This is how the solid structural setting of the modular geometric grids is born, its webs of ribbons that unfold in space the faces of the cube as structures with a linear trend, defined by the rhythms of overturning, sinking of the lines that constitute the faces of the cube, the primary structural module of elaboration and construction of forms, in an infinite evolution that reflects that of natural structures. Geometry is transformed into a precious expansive element for the exploration of nature, offering man the possibility of studying its forms in order to reconstruct their internal structure, as Renko did when, as a boy, he studied the structure of objects with a camera obscure, when designing had become a method for investigating reality. This three-dimensional semblance of his works then dissolves into trails of elaborate two-dimensional architectures delineated by the lines that delimit the cubes, which arise from the luministic modulation of color, scanned in vertical lines in the folds of the canneté. The origin of this dynamic can be found in the work Intreccio (1968), where the tension that assembles the solid composed of a plurality of white cardboard cubes, linked by the strips of which they are made (Scena, 1968), makes it explode, causing the strips of which it is composed to spill out.

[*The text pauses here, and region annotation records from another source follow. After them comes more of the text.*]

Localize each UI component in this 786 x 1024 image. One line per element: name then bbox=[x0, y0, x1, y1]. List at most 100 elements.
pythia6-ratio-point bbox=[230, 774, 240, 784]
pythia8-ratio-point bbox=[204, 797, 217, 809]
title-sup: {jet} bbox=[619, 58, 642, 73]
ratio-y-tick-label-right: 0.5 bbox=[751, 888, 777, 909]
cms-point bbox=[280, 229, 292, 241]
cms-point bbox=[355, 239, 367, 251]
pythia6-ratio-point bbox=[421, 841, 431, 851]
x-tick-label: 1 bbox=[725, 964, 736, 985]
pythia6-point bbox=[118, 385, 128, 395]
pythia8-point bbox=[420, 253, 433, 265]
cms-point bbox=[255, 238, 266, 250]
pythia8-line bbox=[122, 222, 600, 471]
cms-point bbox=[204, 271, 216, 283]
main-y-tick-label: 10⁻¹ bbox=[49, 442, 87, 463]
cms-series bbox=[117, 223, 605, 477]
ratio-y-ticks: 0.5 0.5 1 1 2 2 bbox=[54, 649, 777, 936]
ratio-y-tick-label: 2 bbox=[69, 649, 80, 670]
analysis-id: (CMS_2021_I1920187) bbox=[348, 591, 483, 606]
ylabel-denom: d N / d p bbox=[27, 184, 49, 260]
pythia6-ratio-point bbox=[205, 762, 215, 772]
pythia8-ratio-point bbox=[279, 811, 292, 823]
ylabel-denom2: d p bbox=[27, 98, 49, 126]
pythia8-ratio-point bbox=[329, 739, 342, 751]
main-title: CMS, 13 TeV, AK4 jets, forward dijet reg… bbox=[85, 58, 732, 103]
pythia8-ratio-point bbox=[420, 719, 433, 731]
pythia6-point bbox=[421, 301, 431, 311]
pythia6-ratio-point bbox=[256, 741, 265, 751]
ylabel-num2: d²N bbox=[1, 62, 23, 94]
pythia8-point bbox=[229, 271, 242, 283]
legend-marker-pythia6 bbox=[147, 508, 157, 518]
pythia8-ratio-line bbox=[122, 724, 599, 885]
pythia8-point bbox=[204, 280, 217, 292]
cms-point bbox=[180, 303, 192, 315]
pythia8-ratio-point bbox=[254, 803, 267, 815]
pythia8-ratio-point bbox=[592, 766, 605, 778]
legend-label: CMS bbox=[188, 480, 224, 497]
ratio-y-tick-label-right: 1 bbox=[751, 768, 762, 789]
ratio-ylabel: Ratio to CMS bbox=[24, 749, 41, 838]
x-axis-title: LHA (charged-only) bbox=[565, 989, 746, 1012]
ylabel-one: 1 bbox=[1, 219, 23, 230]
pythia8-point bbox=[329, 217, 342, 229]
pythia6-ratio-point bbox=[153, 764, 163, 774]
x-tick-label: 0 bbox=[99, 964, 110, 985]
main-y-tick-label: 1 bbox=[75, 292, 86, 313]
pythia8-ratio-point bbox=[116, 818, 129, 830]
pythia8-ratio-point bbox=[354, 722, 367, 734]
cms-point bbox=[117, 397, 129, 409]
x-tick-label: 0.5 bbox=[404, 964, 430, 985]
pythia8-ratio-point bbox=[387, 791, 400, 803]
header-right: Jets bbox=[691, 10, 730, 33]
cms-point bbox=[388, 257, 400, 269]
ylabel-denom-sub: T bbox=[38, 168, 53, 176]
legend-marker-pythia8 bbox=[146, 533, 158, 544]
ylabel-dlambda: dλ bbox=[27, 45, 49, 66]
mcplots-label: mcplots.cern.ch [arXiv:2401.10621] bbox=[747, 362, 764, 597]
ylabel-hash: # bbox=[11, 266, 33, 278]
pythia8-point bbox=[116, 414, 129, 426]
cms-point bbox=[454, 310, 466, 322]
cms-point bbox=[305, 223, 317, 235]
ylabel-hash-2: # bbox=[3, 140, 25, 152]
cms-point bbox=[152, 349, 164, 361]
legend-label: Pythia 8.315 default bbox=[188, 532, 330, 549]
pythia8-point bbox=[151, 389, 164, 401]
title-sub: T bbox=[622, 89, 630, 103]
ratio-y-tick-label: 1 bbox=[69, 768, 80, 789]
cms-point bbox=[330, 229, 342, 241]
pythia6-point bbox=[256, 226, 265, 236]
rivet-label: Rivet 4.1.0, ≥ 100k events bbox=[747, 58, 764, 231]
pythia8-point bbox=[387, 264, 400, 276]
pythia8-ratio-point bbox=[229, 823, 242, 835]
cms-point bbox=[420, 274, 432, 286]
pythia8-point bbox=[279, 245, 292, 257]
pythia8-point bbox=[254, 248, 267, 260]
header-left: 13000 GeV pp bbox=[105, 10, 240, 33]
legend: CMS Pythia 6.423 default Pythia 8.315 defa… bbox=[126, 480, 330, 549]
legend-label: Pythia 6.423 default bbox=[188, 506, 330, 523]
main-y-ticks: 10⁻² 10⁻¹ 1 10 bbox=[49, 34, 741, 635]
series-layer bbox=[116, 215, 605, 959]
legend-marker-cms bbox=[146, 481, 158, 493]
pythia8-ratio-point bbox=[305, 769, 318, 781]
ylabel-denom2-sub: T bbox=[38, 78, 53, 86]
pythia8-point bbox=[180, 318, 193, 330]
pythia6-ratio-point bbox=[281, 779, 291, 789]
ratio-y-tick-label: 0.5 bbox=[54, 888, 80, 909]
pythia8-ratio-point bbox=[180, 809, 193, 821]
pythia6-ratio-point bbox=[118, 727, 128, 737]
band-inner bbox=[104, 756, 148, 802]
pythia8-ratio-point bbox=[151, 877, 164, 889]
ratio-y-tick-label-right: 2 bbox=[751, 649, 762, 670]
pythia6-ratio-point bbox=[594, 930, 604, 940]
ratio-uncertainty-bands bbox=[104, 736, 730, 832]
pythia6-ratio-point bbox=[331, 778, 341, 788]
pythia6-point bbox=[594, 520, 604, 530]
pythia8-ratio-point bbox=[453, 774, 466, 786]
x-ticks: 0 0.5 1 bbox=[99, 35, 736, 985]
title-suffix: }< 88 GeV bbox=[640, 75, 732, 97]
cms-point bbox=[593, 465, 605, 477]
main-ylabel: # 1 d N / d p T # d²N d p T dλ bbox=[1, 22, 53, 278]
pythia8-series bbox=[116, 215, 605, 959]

The design of the geometric grids that expand in space stems from this from in perennial diffusion where the unlimited expansion of geometric solids such as the cube, a factor in continuous variation and development, becomes not only a gnoseological instrument, but also an inventive one, opening up to the artistic dimension: the artist reinvents the rules of composition, focusing on a form extrapolated from the unfolding of the grid through the superimposition of a mask and corresponding to the surface of the work that is being created. Sometimes the cube is rounded, creating rounded forms in free evolution in space (Ritondi), always deriving from the matrix of the cube. In the works of the Sider series, it goes beyond the element of squaring the cube, which is deconstructed and shaped by moving the mask to create polygons that open outwards, breaking the equilibrium and exact proportions of the primary geometric forms of the triangle, circle and square, the foundation of the artist’s research. Renko started, in fact, by studying their inscription in a form in which they interpenetrate in an exact way, as in the work Certriqua (2006),  when the dance of chromatic nuances still focused on the contrast between black and white. A construction that recalls that of Leonardo’s famous drawing of Vitruvian Man, where the ideal proportions of the human body are harmoniously inscribed in the perfect forms of the circle, a metaphor for the sky as divine perfection, and the square, the symbol of the Earth. It is no coincidence that the research of Sandi Renko started from these assumptions: Leonardo thought of the mathematical-scientific exactitude of painting as an instrument of knowledge of phenomenal reality, just as the artist looks at the geometric structuring of his cubes, at his grids that break through the surfaces, fraying into linear elements defined by the luministic variables of color, faceted in the volumes the canneté and on the bilaterally of the cubes, as on the ridges of the mountains that Renko loves to observe and explore, being from Trieste, or like the waves of the sea; it is no coincidence that he crossed the Atlantic Ocean in 1999 aboard the sailing boat Mica I°.
Sandi Renko has participated in numerous national and international exhibitions since the ‘60s: he has exhibited in Germany, at the Verifica 8+1 Center of Venezia, at the National Museum of Villa Pisani in Stra (Ve), at the Gardens of the Castle of Este (Ve), in Slovenia, in Austria, in New York and he’s present at major exhibitions of modern and contemporary art as Artefiera Bologna and Art Verona.